Closed chenejac closed 6 years ago
Christopher Barnes said:
I got a notification of activity. Does the note mean that this fix will come in v 1.7? Thx - Chris
Christopher Barnes said:
Attached a Screen Shot of the settings in EXPORT RDF that fails to complete when trying to export.
Jim Blake said:
It means that it's going into the wish list for 1.7. From there, only time will tell...
Jim Blake said:
Able to reproduce this error on my laptop with Weill Cornell data.
==> catalina.out <==
Exception in thread "ajp-bio-4009-AsyncTimeout" java.lang.OutOfMemoryError: GC overhead limit exceeded
at java.util.concurrent.ConcurrentLinkedQueue.iterator(ConcurrentLinkedQueue.java:667)
at org.apache.tomcat.util.net.JIoEndpoint$AsyncTimeout.run(JIoEndpoint.java:156)

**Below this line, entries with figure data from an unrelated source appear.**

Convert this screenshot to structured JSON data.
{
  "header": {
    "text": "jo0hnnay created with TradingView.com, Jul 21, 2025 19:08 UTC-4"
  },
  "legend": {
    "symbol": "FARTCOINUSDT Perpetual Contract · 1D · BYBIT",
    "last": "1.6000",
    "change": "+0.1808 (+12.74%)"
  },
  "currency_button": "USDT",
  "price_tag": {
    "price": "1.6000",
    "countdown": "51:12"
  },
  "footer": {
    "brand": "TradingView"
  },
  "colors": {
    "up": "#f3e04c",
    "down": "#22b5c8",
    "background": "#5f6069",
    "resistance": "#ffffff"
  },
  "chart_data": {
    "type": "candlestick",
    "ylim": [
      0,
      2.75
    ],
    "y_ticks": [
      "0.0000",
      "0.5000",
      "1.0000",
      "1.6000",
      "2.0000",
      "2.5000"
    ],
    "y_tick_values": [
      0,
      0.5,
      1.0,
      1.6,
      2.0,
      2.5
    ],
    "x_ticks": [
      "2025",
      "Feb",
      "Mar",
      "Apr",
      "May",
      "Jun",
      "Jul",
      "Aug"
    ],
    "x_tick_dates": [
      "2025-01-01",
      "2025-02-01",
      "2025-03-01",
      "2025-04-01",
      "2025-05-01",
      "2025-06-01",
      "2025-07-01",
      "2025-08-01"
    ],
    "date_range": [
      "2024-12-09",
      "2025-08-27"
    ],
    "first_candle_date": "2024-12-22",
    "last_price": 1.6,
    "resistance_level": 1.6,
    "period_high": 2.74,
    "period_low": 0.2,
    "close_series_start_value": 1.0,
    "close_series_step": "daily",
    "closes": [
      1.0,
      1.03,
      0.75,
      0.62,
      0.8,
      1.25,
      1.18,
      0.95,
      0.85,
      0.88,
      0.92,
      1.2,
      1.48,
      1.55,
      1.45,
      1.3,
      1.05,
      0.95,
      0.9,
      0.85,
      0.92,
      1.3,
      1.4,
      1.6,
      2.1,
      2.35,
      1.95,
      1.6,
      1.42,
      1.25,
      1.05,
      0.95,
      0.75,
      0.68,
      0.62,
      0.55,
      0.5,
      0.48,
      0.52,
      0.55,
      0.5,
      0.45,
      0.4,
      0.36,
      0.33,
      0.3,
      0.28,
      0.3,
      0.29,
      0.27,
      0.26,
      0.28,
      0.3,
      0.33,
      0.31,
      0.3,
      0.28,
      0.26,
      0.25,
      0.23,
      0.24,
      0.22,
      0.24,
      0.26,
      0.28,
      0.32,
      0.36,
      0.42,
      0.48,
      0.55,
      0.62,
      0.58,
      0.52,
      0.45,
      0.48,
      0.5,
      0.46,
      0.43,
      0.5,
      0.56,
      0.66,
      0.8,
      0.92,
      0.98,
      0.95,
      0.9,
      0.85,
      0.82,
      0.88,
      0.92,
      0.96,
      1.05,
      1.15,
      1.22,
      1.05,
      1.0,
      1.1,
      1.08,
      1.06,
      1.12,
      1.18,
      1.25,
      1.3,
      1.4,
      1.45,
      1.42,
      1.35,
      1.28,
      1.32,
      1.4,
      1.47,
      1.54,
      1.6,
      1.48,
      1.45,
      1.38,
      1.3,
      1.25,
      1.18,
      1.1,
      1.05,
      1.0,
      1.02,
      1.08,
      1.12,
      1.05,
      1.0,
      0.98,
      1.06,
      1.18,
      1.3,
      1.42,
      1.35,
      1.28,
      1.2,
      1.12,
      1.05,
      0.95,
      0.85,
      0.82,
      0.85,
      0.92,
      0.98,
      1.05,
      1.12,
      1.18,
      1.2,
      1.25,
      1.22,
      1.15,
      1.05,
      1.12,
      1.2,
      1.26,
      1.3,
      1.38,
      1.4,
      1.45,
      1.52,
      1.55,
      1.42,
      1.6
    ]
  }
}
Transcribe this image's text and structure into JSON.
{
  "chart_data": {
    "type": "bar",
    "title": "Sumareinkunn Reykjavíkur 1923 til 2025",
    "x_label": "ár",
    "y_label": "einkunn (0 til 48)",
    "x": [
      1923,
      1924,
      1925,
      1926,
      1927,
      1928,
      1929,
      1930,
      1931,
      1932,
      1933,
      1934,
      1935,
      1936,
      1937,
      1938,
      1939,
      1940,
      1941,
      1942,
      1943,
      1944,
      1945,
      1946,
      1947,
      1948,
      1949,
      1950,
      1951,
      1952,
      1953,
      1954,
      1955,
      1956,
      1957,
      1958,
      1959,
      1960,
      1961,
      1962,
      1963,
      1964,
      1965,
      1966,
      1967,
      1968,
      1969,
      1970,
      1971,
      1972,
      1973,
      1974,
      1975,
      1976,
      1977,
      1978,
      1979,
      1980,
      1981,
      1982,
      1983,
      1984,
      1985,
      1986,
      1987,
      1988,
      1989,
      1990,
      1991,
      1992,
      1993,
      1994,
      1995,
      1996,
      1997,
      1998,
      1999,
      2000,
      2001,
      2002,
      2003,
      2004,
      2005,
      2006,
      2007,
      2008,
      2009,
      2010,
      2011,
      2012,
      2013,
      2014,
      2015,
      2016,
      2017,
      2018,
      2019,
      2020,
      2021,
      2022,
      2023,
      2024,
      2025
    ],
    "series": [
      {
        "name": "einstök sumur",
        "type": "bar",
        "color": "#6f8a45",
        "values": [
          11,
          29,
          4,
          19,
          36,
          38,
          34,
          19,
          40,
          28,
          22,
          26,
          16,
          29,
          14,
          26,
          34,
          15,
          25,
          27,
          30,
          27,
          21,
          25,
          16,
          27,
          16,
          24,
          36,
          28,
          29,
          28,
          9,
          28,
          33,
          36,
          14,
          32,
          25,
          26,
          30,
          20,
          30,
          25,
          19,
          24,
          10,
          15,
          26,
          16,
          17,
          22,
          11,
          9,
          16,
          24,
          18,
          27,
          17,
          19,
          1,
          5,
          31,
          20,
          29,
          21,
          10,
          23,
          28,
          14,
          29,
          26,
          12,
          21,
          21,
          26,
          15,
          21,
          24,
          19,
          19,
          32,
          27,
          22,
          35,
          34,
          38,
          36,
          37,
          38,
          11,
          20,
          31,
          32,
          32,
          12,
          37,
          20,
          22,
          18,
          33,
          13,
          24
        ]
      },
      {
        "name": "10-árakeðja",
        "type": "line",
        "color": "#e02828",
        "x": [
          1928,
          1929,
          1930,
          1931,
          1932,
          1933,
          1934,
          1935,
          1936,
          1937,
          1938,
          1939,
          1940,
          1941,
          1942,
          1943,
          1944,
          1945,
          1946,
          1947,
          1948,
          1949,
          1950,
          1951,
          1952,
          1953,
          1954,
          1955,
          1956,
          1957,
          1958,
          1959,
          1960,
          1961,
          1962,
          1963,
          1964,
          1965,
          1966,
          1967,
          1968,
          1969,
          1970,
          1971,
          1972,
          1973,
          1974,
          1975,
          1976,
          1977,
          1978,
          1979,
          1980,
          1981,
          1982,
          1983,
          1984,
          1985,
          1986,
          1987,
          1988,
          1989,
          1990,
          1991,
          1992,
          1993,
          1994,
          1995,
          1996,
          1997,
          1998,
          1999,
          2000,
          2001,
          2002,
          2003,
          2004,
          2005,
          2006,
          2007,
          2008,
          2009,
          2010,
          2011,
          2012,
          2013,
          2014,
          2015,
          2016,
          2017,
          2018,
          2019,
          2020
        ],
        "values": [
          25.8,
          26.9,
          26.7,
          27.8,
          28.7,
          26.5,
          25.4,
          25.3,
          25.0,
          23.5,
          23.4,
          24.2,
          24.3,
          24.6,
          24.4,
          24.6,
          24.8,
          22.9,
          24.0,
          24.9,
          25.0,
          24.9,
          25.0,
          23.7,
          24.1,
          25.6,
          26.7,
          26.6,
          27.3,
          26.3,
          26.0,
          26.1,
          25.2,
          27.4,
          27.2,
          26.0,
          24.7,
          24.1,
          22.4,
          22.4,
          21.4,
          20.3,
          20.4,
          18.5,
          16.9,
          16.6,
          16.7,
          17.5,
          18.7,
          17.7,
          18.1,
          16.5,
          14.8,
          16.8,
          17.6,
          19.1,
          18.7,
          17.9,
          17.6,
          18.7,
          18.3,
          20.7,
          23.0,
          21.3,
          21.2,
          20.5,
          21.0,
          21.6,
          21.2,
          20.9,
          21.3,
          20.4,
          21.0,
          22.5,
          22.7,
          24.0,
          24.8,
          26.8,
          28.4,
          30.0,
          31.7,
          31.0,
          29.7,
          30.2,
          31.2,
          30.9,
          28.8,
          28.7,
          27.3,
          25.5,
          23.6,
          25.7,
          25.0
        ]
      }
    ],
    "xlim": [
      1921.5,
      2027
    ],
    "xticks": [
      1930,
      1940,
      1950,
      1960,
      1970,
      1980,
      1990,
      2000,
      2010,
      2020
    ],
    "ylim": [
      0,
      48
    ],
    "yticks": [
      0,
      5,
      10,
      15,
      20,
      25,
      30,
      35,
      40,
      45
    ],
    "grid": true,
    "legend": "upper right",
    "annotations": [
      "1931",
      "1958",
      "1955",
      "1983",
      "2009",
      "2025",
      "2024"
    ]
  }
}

at java.lang.Thread.run(Thread.java:744)
Exception in thread "http-bio-4080-exec-10" java.lang.OutOfMemoryError: GC overhead limit exceeded
at com.mysql.jdbc.Buffer.
Jim Blake said:
From the preceding stack trace:
It's dying here: RDFServiceJena.java:310, and with good reason. It's trying to read the entire ABOX into memory.
Jim Blake said:
The plan: to avoid holding the entire data model in memory, use a SELECT query instead of a CONSTRUCT query, and re-format the results in a stream as they arrive. Only offer exports as N-triples, since other formats handle multiple triples at once, and that defeats the stream approach.
Offer the choice of named graphs, with clarifying labels for those graphs that we recognize: "Inferred ABOX", "Declared TBOX", etc. Can we recognize the ontologies by their graph names?
Jim Blake said:
Questions from existing code: Why is the extension .owl used for RDF/XML from the TBox, but .rdf is used for RDF/XML otherwise?
Jim Blake (Migrated from VIVO-719) said:
Chris Barnes is trying to produce a large sample data set, starting by exporting the UF data. When he tries to export the RDF, it aborts.